Safety and tolerability study of aptiganel hydrochloride in patients with an acute ischemic stroke.

BACKGROUND AND PURPOSE: Aptiganel (CNS 1102) is a selective, noncompetitive antagonist that acts on the ion channel associated with the N-methyl-D-aspartate (NMDA) receptor and is neuroprotective in experimental focal cerebral ischemia models at a plasma concentration of 10 ng/mL. In human volunteers, dose-limiting effects of aptiganel are blood pressure increases and central nervous system (CNS) excitation or depression. This study assessed the safety and tolerability of non-weight-adjusted doses of aptiganel in patients with acute ischemic stroke. METHODS: This was a double-blind, randomized, placebo-controlled multicenter study in patients presenting within 24 hours of acute ischemic stroke. Ascending single intravenous bolus doses of aptiganel (3, 4.5, 6, and 7.5 mg) were assessed in 21 patients with a 3:1 active drug:placebo randomization schedule.

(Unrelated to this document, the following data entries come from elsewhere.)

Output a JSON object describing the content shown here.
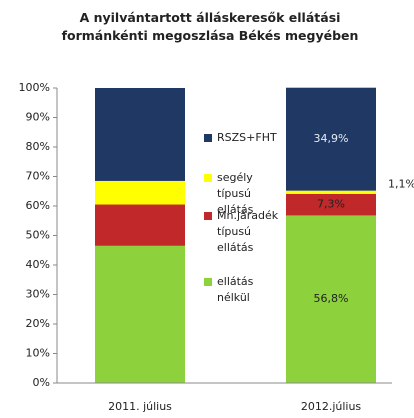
{
  "chart_data": {
    "type": "stacked_bar",
    "title": "A nyilvántartott álláskeresők ellátási\nformánkénti megoszlása Békés megyében",
    "categories": [
      "2011. július",
      "2012.július"
    ],
    "series": [
      {
        "name": "ellátás\nnélkül",
        "color": "#8dd23c",
        "values": [
          46.5,
          56.8
        ],
        "value_labels": [
          null,
          "56,8%"
        ]
      },
      {
        "name": "Mn.járadék\ntípusú\nellátás",
        "color": "#c0282a",
        "values": [
          14,
          7.3
        ],
        "value_labels": [
          null,
          "7,3%"
        ]
      },
      {
        "name": "segély\ntípusú\nellátás",
        "color": "#ffff00",
        "values": [
          8,
          1.1
        ],
        "value_labels": [
          null,
          "1,1%"
        ]
      },
      {
        "name": "RSZS+FHT",
        "color": "#1f3864",
        "values": [
          31.5,
          34.9
        ],
        "value_labels": [
          null,
          "34,9%"
        ]
      }
    ],
    "ylim": [
      0,
      100
    ],
    "yticks": [
      {
        "value": 0,
        "label": "0%"
      },
      {
        "value": 10,
        "label": "10%"
      },
      {
        "value": 20,
        "label": "20%"
      },
      {
        "value": 30,
        "label": "30%"
      },
      {
        "value": 40,
        "label": "40%"
      },
      {
        "value": 50,
        "label": "50%"
      },
      {
        "value": 60,
        "label": "60%"
      },
      {
        "value": 70,
        "label": "70%"
      },
      {
        "value": 80,
        "label": "80%"
      },
      {
        "value": 90,
        "label": "90%"
      },
      {
        "value": 100,
        "label": "100%"
      }
    ]
  }
}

In 15 subsequent patients, selected bolus doses were followed by constant intravenous infusion for 6 to 12 hours (6 mg plus 1 mg/h, n=10; then 4.5 mg plus 0.75 mg/h, n=15) in a 4:1 randomization schedule. Prospectively collected pharmacokinetic data guided selection of infusion rates. Neurological and functional status were recorded at entry and after 1 week, although the study was not designed to test efficacy. RESULTS: Forty-six patients were randomized from 4 centers (3 in the United States and 1 in the United Kingdom): 36 received aptiganel HCl, and 10 were given placebo. Hypertension and CNS events were commonly reported after a bolus dose of 7.5 mg and after a 6-mg bolus followed by an infusion of 1 mg/h. The lower regimen of 4.5-mg bolus followed by infusion of 0.75 mg/h achieved plasma aptiganel concentrations of >10 ng/mL and was well tolerated by patients but still raised systolic blood pressure by approximately 30 mm Hg over baseline. CONCLUSIONS: A 4.5-mg intravenous bolus of aptiganel HCl followed by infusion of 0.75 mg/h for 12 hours is a tolerable dose that can produce plasma drug concentrations shown to be neuroprotective in animal models. However, increases in systolic blood pressure and an excess of CNS effects were both observed at this dose.